Nineteen miles again on January 30, but during the previous day's march Wilson had strained a tendon in his leg. "I got a nasty bruise on the Tib[ialis] ant[icus] which gave me great pain all the afternoon." "My left leg exceedingly painful all day, so I gave Birdie my ski and hobbled alongside the sledge on foot. The whole of the Tibialis anticus is swollen and tight, and full of teno synovitis, and the skin red and oedematous over the shin. But we made a very fine march with the help of a brisk breeze." January 31: "Again walking by the sledge with swollen leg but not nearly so painful. We had 5.8 miles to go to reach our Three Degree Depôt. Picked this up with a week's provision and a line from Evans, and then for lunch an extra biscuit each, making 4 for lunch and 1/10 whack of butter extra as well. Afternoon we passed cairn where Birdie's ski had been left. These we picked up and came on till 7.30 p.m. when the wind which had been very light all day dropped, and with temp. -20° it felt delightfully warm and sunny and clear. We have 1/10 extra pemmican in the hoosh now also. My leg pretty swollen again to-night."[326] They travelled 13.5 miles that day, and 15.7 on the next. "My leg much more comfortable, gave me no pain, and I was able to pull all day, holding on to the sledge. Still some oedema. We came down a hundred feet or so to-day on a fairly steep gradient."[327]

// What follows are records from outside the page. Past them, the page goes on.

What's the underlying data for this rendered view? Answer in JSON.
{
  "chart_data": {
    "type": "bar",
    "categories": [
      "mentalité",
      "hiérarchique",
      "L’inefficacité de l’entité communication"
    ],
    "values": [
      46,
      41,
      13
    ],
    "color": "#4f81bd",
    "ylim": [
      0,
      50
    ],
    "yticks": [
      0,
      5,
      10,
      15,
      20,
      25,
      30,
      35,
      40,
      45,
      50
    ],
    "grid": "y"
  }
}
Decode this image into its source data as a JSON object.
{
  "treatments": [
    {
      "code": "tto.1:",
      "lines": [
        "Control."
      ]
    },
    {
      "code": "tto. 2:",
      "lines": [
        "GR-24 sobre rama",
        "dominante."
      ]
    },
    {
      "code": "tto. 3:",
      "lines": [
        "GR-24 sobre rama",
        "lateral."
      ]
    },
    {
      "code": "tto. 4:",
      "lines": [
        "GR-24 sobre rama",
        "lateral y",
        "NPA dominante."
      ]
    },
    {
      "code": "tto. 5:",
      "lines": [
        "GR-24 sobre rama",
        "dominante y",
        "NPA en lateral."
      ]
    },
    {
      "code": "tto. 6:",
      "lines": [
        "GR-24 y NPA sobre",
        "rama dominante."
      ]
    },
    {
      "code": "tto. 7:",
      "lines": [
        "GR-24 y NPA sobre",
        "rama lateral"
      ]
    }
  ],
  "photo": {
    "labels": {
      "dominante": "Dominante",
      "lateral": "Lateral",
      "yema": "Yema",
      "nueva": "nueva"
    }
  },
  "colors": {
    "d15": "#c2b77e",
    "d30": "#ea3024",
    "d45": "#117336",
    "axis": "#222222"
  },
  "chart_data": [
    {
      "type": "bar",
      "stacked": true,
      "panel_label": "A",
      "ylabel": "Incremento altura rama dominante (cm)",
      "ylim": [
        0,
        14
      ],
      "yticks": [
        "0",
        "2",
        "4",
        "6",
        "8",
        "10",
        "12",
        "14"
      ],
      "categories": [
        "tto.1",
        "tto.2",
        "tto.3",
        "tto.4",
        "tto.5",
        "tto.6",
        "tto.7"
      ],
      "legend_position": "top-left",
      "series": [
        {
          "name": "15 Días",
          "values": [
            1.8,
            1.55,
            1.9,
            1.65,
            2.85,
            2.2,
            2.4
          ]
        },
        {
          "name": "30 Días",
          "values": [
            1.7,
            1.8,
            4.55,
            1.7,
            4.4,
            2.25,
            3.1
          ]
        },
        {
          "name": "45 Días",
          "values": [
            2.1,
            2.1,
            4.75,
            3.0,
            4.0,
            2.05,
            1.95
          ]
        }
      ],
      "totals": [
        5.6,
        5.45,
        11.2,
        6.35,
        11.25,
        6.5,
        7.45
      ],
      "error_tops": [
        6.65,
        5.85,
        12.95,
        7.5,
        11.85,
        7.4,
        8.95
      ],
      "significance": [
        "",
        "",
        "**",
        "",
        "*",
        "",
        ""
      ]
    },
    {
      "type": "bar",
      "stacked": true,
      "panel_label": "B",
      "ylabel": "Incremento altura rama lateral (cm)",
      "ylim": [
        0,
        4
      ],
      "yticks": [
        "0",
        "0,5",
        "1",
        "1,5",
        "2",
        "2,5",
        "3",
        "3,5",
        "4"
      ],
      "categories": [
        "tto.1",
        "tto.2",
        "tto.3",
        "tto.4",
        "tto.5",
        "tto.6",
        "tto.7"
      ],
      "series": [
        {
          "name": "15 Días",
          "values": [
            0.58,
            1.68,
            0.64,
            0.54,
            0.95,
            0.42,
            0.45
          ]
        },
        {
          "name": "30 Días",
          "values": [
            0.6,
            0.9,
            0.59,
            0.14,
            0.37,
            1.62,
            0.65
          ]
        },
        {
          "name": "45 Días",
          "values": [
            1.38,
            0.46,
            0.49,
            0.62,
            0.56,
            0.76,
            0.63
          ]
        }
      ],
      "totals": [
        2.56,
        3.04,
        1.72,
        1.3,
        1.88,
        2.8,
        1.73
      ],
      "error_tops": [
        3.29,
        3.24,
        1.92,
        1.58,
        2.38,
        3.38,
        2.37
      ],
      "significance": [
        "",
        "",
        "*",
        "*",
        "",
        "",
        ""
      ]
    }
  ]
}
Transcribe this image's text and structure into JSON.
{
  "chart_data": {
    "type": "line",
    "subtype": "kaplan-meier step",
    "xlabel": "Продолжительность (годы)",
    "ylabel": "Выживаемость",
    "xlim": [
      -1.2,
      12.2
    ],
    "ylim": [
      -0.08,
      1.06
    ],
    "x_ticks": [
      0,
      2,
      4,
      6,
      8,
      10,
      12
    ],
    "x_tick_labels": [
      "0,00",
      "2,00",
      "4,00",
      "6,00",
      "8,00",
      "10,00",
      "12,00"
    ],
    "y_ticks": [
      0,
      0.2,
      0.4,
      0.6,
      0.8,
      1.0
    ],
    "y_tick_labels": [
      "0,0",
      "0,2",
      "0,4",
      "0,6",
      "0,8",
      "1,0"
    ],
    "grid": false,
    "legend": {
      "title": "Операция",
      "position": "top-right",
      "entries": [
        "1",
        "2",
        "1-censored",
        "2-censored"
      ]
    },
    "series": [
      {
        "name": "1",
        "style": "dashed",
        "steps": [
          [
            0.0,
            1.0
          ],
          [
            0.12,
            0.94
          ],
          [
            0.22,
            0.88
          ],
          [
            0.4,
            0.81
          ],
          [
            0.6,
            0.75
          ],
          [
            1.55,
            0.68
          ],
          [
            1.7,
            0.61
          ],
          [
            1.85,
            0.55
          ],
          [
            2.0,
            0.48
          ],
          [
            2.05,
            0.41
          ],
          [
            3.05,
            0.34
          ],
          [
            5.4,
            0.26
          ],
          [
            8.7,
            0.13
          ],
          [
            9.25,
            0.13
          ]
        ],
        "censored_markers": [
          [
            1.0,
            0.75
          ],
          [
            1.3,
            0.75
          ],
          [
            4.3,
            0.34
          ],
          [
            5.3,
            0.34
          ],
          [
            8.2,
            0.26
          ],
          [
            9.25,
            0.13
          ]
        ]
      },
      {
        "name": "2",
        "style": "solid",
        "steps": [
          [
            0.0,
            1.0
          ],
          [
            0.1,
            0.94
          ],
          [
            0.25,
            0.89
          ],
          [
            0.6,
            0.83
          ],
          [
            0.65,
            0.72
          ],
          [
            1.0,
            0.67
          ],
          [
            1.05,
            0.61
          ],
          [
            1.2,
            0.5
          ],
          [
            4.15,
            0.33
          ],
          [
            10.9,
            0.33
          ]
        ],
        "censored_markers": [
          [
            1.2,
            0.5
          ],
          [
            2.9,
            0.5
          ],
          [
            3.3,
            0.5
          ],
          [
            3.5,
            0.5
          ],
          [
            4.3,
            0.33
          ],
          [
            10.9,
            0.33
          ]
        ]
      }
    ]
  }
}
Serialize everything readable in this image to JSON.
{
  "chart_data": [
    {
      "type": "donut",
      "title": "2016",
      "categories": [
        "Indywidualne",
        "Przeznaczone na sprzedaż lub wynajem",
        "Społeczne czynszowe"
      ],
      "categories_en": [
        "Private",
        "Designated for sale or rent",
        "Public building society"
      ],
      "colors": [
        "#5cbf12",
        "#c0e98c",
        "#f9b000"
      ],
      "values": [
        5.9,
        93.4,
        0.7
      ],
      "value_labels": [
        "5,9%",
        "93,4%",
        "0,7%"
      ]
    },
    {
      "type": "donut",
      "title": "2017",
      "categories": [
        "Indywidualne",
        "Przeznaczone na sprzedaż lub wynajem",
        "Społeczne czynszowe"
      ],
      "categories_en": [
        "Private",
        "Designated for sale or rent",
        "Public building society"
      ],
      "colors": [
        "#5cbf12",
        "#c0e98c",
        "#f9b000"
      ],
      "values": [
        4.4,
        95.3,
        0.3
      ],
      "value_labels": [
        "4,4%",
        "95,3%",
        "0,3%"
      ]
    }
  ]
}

They were now approaching the crevassed surfaces and the ice-falls which mark the entrance to the Beardmore Glacier, and February 2 was marked by another accident, this time to Scott. "On a very slippery surface I came an awful 'purler' on my shoulder. It is horribly sore to-night and another sick person added to our tent—three out of five injured, and the most troublesome surfaces to come. We shall be lucky if we get through without serious injury. Wilson's leg is better, but might easily get bad again, and Evans' fingers.... We have managed to get off 17 miles. The extra food is certainly helping us, but we are getting pretty hungry. The weather is already a trifle warmer, the altitude lower and only 80 miles or so to Mount Darwin. It is time we were off the summit.—Pray God another four days will see us pretty well clear of it. Our bags are getting very wet and we ought to have more sleep."[328]

They had been spending some time in finding the old tracks. But they had a good landfall for the depôt at the top of the glacier and on February 3 they decided to push on due north, and to worry no more for the present about tracks and cairns. They did 16 miles that day. Wilson's diary runs: "Sunny and breezy again. Came down a series of slopes, and finished the day by going up one. Enormous deep-cut sastrugi and drifts and shiny egg-shell surface. Wind all S.S.E.ly. To-day at about 11 p.m. we got our first sight again of mountain peaks on our eastern horizon.... We crossed the outmost line of crevassed ridge top to-day, the first on our return.